I won’t be as bold to say MSPAINT are the first band to do this because they very well may not be, but they’re the first to reach my ears and it was like seeing a new color for the first time. This felt tailormade for me – from song to song, acerbic and aware lyrics dug in deep, sung in a bellow not unlike the nu-metal stalwarts we hated to love back in the day. Vocalist Deedee has a percussive approach to singing, accentuating syllables hard with a staccato rhythm that also gives the music a hip-hopish energy and calls back to people like Sonny Sandoval of P.O.D. or Jacoby Shaddix of Papa Roach who employed a similar cadence and style.
This is 100% complimentary to the vocals, but still undersells them – MSPAINT feels wildly urgent, but they’re never overpowering or yelling down to you. In fact, if anything, they’re trying to yell up to you, as if trying to uplift with the winds from Deedee’s mouth.

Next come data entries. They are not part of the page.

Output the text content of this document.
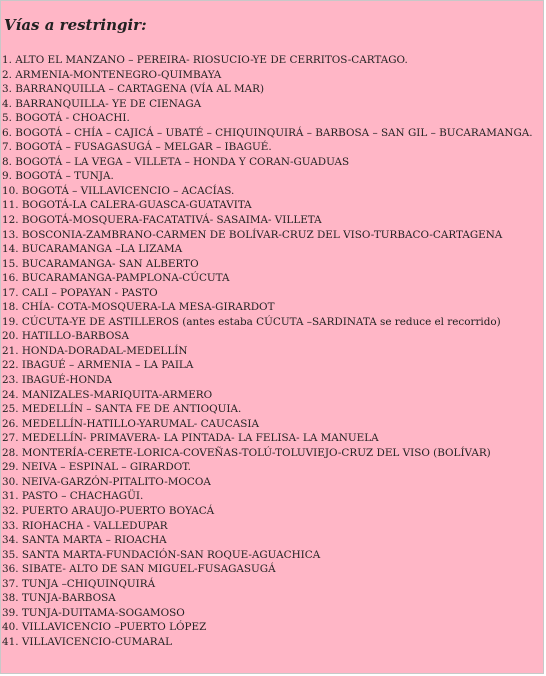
Vías a restringir:
1. ALTO EL MANZANO – PEREIRA- RIOSUCIO-YE DE CERRITOS-CARTAGO.
2. ARMENIA-MONTENEGRO-QUIMBAYA
3. BARRANQUILLA – CARTAGENA (VÍA AL MAR)
4. BARRANQUILLA- YE DE CIENAGA
5. BOGOTÁ - CHOACHI.
6. BOGOTÁ – CHÍA – CAJICÁ – UBATÉ – CHIQUINQUIRÁ – BARBOSA – SAN GIL – BUCARAMANGA.
7. BOGOTÁ – FUSAGASUGÁ – MELGAR – IBAGUÉ.
8. BOGOTÁ – LA VEGA – VILLETA – HONDA Y CORAN-GUADUAS
9. BOGOTÁ – TUNJA.
10. BOGOTÁ – VILLAVICENCIO – ACACÍAS.
11. BOGOTÁ-LA CALERA-GUASCA-GUATAVITA
12. BOGOTÁ-MOSQUERA-FACATATIVÁ- SASAIMA- VILLETA
13. BOSCONIA-ZAMBRANO-CARMEN DE BOLÍVAR-CRUZ DEL VISO-TURBACO-CARTAGENA
14. BUCARAMANGA –LA LIZAMA
15. BUCARAMANGA- SAN ALBERTO
16. BUCARAMANGA-PAMPLONA-CÚCUTA
17. CALI – POPAYAN - PASTO
18. CHÍA- COTA-MOSQUERA-LA MESA-GIRARDOT
19. CÚCUTA-YE DE ASTILLEROS (antes estaba CÚCUTA –SARDINATA se reduce el recorrido)
20. HATILLO-BARBOSA
21. HONDA-DORADAL-MEDELLÍN
22. IBAGUÉ – ARMENIA – LA PAILA
23. IBAGUÉ-HONDA
24. MANIZALES-MARIQUITA-ARMERO
25. MEDELLÍN – SANTA FE DE ANTIOQUIA.
26. MEDELLÍN-HATILLO-YARUMAL- CAUCASIA
27. MEDELLÍN- PRIMAVERA- LA PINTADA- LA FELISA- LA MANUELA
28. MONTERÍA-CERETE-LORICA-COVEÑAS-TOLÚ-TOLUVIEJO-CRUZ DEL VISO (BOLÍVAR)
29. NEIVA – ESPINAL – GIRARDOT.
30. NEIVA-GARZÓN-PITALITO-MOCOA
31. PASTO – CHACHAGÜI.
32. PUERTO ARAUJO-PUERTO BOYACÁ
33. RIOHACHA - VALLEDUPAR
34. SANTA MARTA – RIOACHA
35. SANTA MARTA-FUNDACIÓN-SAN ROQUE-AGUACHICA
36. SIBATE- ALTO DE SAN MIGUEL-FUSAGASUGÁ
37. TUNJA –CHIQUINQUIRÁ
38. TUNJA-BARBOSA
39. TUNJA-DUITAMA-SOGAMOSO
40. VILLAVICENCIO –PUERTO LÓPEZ
41. VILLAVICENCIO-CUMARAL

In the same song, in this case “Titan of Hope”, you’ll hear him play the role of an introspective, compassionate sage (‘Let your mind out/You just might find out/That you’re connected to everything‘) and a passionate barker chanting at a protest (‘The hardest things to speak on are real/But we’re not scared anymore/We’re not scared anymore‘). It’s a certain, very specific type of charisma I rarely find anymore in music.
This urgency definitely carries over to the instrumentation without treading into traditional hardcore, even beneath some of the more stoned, hazy instrumentals that tread well into soft industrial territory. Take the title track for instance, which has the fiery hook, ‘burn all the flags and the symbols of man!‘, while synths fizzle in and out of power, drums clanging and pounding, and guitars buzzing warmly as if representing that fire in the streets eating our imperialistic symbols from the chorus. “Think it Through” is more active in its performance with some arpeggiated guitars and synths, almost videogame-like in execution, but not cheap or overly manufactured to feel dull or mass produced. Despite the more synthetic elements of Post-American, any and every part of this music is wholly organic and heartfelt.

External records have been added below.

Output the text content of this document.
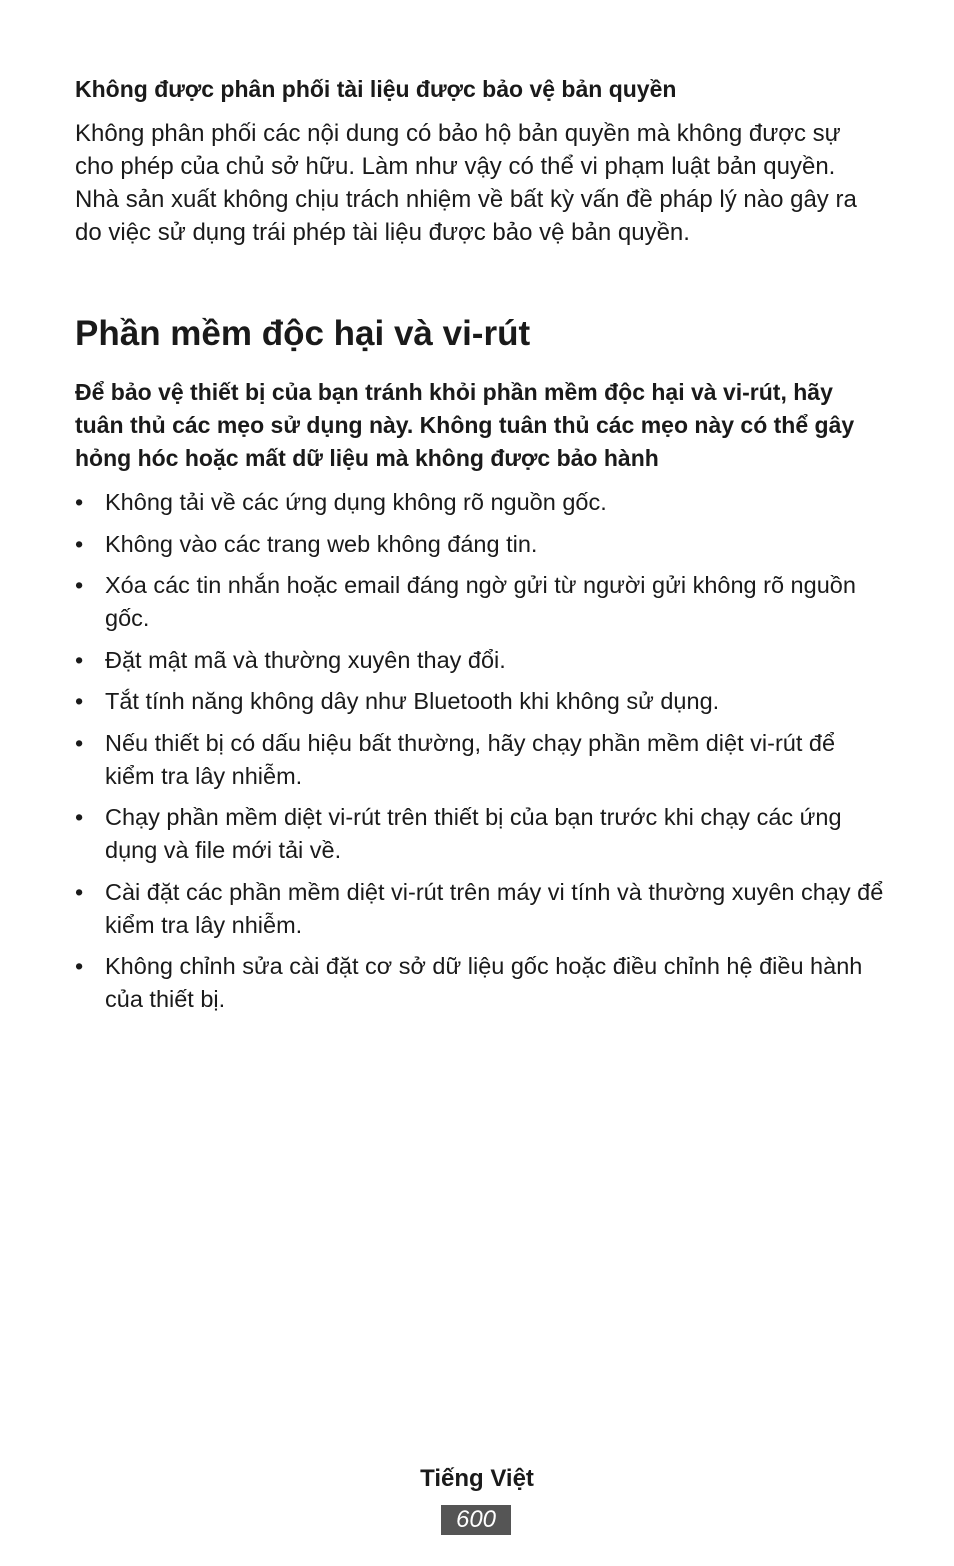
Không được phân phối tài liệu được bảo vệ bản quyền

Không phân phối các nội dung có bảo hộ bản quyền mà không được sự cho phép của chủ sở hữu. Làm như vậy có thể vi phạm luật bản quyền. Nhà sản xuất không chịu trách nhiệm về bất kỳ vấn đề pháp lý nào gây ra do việc sử dụng trái phép tài liệu được bảo vệ bản quyền.

Phần mềm độc hại và vi-rút

Để bảo vệ thiết bị của bạn tránh khỏi phần mềm độc hại và vi-rút, hãy tuân thủ các mẹo sử dụng này. Không tuân thủ các mẹo này có thể gây hỏng hóc hoặc mất dữ liệu mà không được bảo hành

• Không tải về các ứng dụng không rõ nguồn gốc.
• Không vào các trang web không đáng tin.
• Xóa các tin nhắn hoặc email đáng ngờ gửi từ người gửi không rõ nguồn gốc.
• Đặt mật mã và thường xuyên thay đổi.
• Tắt tính năng không dây như Bluetooth khi không sử dụng.
• Nếu thiết bị có dấu hiệu bất thường, hãy chạy phần mềm diệt vi-rút để kiểm tra lây nhiễm.
• Chạy phần mềm diệt vi-rút trên thiết bị của bạn trước khi chạy các ứng dụng và file mới tải về.
• Cài đặt các phần mềm diệt vi-rút trên máy vi tính và thường xuyên chạy để kiểm tra lây nhiễm.
• Không chỉnh sửa cài đặt cơ sở dữ liệu gốc hoặc điều chỉnh hệ điều hành của thiết bị.
Tiếng Việt
600
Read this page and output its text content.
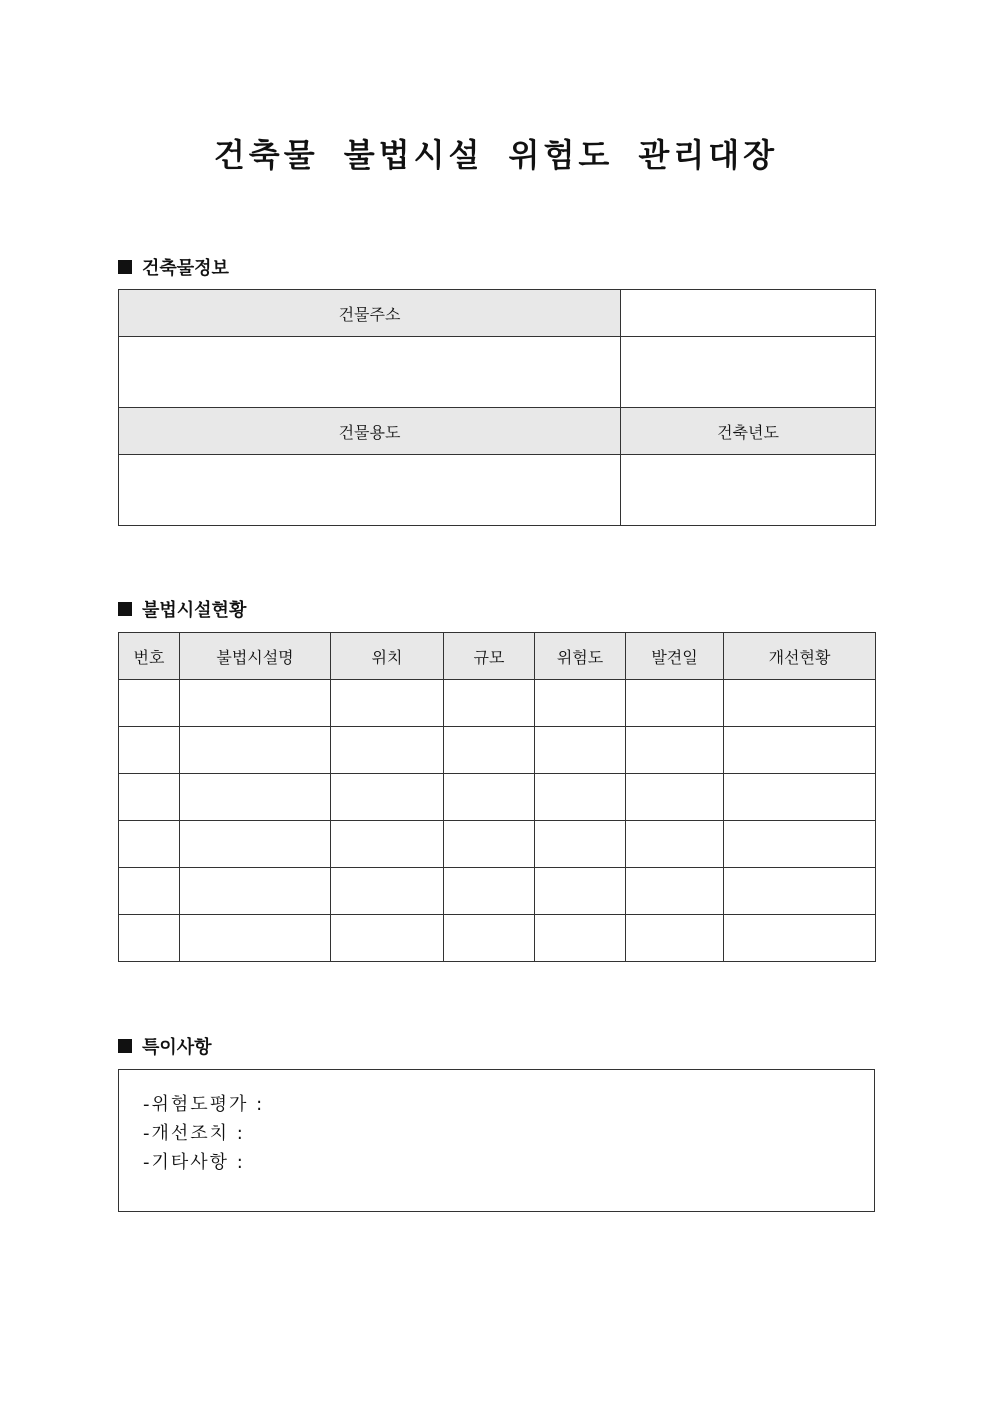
건축물 불법시설 위험도 관리대장
건축물정보
건물주소	

건물용도	건축년도

불법시설현황
번호	불법시설명	위치	규모	위험도	발견일	개선현황

특이사항
-위험도평가 :
-개선조치 :
-기타사항 :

If melody’s where you get your kicks, MSPAINT has it in droves. “Acid” particularly comes to mind. It’s a punky driver, probably the fastest song on the album, with glowing synths mapping out a shiny melody along with simple, tasty guitar riffs that lift more weight than they appear to. It also has some of my favorite lyrics of the album:
‘Killers in the street, they appoint to keep us all afraid
Of what may happen, of what they would say
If we rose above action, keep the pressure applied
Muzzle flashes and axes, it’s up to us to decide
Captivated by a world that we cannot control
We’d rather burn than continue to turn’
“Free From the Sun” is downright sunny and hopeful. Instrumentation is as bright as a spring day, almost utopian in its mood, and some of the lyrics are beautiful – ‘Learning to forgive is a passageway to honesty/And honesty is willingness to survive/Free from the sun/I feel like I’ll be born again in the dirt‘. It encapsulates this elusive dichotomy in the music that doesn’t fracture your enjoyment, but rather allows more expression to be represented in the same amount of time. It’s hard to describe and gives it an enigmatic quality that honestly stuns.
It’s difficult to draw a line at where MSPAINT‘s strengths end because, from where I’m sitting, that’s all they have. At 30 minutes, this album is profoundly compact and utilizes the stylistic concept and artistic flavors to their fullest without becoming overindulgent. They even bring along a couple friends – Militarie Gun‘s Ian Shelton (who also helped produce this LP) and SOUL GLO‘s Pierce Jordan for quick, yet substantial vocal assists on “Delete It” and “Decapitated Reality” respectively. Post-American as a name may conjure thoughts of apocalyptic ruin, but honestly, to me it’s a vision of a better world, one that could involve the end of a genocidal blood machine like America, but regardless envisions a time of confidence, prosperity, and empathy for self and others.
I am so in love with this rash of artists who are putting compassion in their power to make some of the most relatable and vibrant art in years, and much of it is coming out of traditionally hard-bodied, unyielding spaces where strength trumps all. While MSPAINT aren’t lacking whatsoever in raw strength or power, it’s how they execute it that sets them well apart from the pack. What is it? Synthpunk, post-nu metal, industrial dance-hop – whatever you call it, it’s well worth the journey. MSPAINT could very well lead us into a prosperous future, and I have a feeling we’d be better off for it.